Cordova-Goff was elected student trustee at Citrus College this month and will represent students on the school board next school year. Her gender-neutral activism started as a student at Azusa High School, where she was involved in LGBT groups, was a cheerleader, was a homecoming princess, and played varsity softball, according to the Tribune.

She’s super excited to use her new student trustee title to really amp up her activism, although she’s already active in student government, the Gender and Sexuality Alliance, and the student newspaper.

“(Using Mx.) totally demonstrates a great strike in acceptance and mobility for transgender students on this campus,” Cordova-Goff told the Tribune. “Not only will I be their first trans student-trustee, but they’re open to allowing me to use my preferred titles.”

The sort-of announcement about the official Mx. title at Citrus College follows the latest breaking news from the forefront of the battle against gender norms that Miley Cyrus identifies as gender fluid, or genderqueer, or something like that, according to multiple media reports.

“I didn’t want to be a boy,” she told Out magazine. “I kind of wanted to be nothing.
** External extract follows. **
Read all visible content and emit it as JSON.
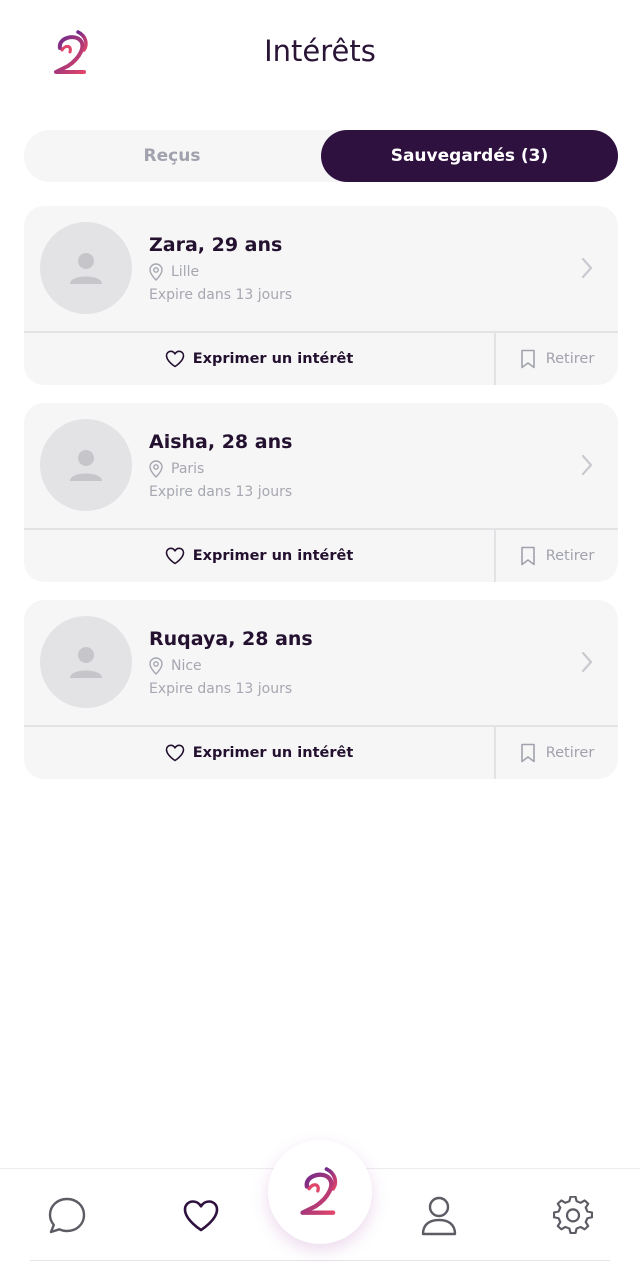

I don’t relate to what people would say defines a girl or boy, and I think that’s what I had to understand: Being a girl isn’t what I hate, it’s the box that I get put in.”

Cyrus also essentially told the Associated Press she’s bisexual.

So now, in addition to Bruce Jenner, America’s youth can look to role models in the gender-trans community like Cordova-Goff and Cyrus to help shape their own sexuality.